Open sanjif-shanmugavelu opened 1 month ago

sanjif-shanmugavelu commented 1 month ago

List of Non-Deterministic Operations in PyTorch

The following operations in PyTorch exhibit non-deterministic behavior according to the torch.use_deterministic_algorithms documentation. We should ensure the testing tool supports runtime tests on the operations below. Note the list is scraped from the PyTorch 2.4 Stable Release version, and we ideally want to support all ops from 1.6.0 to 2.3, to ensure compatibility with the scanner

TODO: Add Tests for Non-Deterministic Operations

markcoletti commented 1 month ago

I'm going to add option for specifying output file since I'm pretty confident that @sanjif-shanmugavelu and @chrisculver aren't implementing that. ;)

markcoletti commented 1 month ago

I've added code on the feature branch to suppress the following SciPy warning:

/Users/may/Projects/Ada/minnervva/torchdetscan/venv/lib/python3.11/site-packages/scipy/stats/_axis_nan_policy.py:573: RuntimeWarning: Precision loss occurred in moment calculation due to catastrophic cancellation. This occurs when the data are nearly identical. Results may be unreliable.

markcoletti commented 1 month ago

Added column kernel to output dataframe since there's a chance if the user specifies a filename it's not going to map to a kernel name.

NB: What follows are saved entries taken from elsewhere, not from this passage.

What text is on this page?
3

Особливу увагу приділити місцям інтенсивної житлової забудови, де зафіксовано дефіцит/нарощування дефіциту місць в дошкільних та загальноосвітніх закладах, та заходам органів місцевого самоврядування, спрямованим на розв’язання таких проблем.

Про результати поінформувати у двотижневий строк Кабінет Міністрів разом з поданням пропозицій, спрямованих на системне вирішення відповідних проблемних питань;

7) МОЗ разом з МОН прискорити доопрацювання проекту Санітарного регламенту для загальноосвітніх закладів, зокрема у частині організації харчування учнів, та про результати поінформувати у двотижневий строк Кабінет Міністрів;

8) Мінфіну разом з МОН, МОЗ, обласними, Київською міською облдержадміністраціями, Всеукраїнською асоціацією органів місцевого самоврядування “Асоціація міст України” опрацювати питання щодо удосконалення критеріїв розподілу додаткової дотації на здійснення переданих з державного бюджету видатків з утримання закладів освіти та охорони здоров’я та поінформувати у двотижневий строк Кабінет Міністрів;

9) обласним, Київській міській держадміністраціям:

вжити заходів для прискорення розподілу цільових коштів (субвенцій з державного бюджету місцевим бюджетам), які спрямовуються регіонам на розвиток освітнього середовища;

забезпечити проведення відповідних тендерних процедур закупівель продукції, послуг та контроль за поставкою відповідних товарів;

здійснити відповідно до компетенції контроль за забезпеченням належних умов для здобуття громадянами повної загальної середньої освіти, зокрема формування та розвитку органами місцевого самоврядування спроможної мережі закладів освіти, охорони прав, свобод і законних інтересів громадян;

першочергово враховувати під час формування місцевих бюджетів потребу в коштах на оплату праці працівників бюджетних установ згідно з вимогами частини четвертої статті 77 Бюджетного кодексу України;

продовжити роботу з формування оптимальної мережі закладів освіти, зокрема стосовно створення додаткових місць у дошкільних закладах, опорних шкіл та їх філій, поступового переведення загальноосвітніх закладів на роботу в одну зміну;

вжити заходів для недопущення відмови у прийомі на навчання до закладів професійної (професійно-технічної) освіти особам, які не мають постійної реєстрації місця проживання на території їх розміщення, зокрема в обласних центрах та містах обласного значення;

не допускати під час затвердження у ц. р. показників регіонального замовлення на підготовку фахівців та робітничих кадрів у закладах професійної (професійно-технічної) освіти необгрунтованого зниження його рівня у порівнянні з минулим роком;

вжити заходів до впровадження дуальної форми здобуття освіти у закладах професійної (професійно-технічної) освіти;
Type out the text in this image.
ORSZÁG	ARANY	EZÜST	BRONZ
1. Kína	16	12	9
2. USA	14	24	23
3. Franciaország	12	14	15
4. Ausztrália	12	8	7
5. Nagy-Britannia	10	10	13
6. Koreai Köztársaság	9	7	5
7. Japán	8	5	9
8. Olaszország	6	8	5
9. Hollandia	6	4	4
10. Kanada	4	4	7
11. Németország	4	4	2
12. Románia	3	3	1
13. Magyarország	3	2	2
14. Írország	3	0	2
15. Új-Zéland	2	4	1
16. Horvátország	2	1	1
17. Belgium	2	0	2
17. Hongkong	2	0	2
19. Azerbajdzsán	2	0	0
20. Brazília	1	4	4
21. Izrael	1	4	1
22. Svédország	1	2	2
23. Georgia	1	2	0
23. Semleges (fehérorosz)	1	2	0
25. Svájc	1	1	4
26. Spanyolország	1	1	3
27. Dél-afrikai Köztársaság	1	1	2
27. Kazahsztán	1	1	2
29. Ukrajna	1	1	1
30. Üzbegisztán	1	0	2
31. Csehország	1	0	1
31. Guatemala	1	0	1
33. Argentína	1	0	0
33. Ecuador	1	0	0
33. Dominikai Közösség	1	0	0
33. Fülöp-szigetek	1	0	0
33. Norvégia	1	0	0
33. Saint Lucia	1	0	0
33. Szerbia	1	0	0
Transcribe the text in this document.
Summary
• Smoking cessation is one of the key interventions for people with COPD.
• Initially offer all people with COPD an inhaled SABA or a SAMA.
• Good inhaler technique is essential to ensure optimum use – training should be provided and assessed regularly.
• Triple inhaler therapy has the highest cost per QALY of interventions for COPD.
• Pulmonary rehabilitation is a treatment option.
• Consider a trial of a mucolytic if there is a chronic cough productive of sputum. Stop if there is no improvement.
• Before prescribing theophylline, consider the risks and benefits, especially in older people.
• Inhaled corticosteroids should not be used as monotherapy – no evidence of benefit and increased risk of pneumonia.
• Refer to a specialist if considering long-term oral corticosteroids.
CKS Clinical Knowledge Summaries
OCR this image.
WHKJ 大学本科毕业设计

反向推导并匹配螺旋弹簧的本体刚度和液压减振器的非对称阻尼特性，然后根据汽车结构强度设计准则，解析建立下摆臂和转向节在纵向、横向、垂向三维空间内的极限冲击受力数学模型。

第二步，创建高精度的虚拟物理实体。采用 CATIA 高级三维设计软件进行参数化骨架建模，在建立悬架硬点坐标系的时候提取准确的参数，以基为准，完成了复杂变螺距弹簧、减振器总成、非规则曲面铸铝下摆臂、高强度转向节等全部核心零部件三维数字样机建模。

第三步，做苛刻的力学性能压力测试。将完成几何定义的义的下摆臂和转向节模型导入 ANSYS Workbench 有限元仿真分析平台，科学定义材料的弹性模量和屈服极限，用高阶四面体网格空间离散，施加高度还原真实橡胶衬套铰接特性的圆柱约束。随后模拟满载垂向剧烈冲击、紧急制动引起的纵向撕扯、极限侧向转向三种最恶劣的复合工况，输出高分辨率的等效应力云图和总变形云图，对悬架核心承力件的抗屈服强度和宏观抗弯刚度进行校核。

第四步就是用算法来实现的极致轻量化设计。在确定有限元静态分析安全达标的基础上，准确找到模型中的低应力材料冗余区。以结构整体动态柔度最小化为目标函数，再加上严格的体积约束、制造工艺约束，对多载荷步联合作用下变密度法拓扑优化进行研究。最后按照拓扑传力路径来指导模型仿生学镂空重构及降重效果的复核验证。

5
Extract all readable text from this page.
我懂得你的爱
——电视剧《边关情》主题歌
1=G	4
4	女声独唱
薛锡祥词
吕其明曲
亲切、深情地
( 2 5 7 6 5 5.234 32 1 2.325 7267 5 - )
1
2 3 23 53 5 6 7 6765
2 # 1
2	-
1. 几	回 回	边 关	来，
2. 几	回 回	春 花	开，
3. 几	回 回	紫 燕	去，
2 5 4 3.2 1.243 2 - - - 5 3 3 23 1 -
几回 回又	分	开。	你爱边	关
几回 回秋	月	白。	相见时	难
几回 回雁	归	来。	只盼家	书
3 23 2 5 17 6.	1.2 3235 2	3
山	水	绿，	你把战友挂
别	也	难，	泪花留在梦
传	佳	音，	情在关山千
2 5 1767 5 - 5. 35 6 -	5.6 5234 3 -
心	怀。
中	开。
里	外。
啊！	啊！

markcoletti commented 1 month ago

Also added a timestamp column to capture when a benchmark was run. I've found that useful for helping me zero in on a specific dataset and to do comparisons between runs.

I've also dropped in tqdm to give some visual feedback on benchmarks since a few could take a while.

markcoletti commented 1 month ago

@sanjif-shanmugavelu , is there a benchmark you could have me work on to add? I'd start on the above list, but there's the risk I'd be duplicating your efforts.

markcoletti commented 1 month ago

Per our conversation on slack, I'll work on implementing benchmark for median.

markcoletti commented 1 month ago

I have pushed a version of support for a median benchmark to the feature branch. However, I recommend that @sanjif-shanmugavelu give it a look as it's very basic and doesn't exercise all possible hyperparameters, such as keepdim.

mtaillefumier commented 3 weeks ago

My first contribution to the list: bmm. I keep it separated for now and will open a PR with other kernels as well.

mtaillefumier commented 2 weeks ago

Just merged my contributions. git pull -r might be required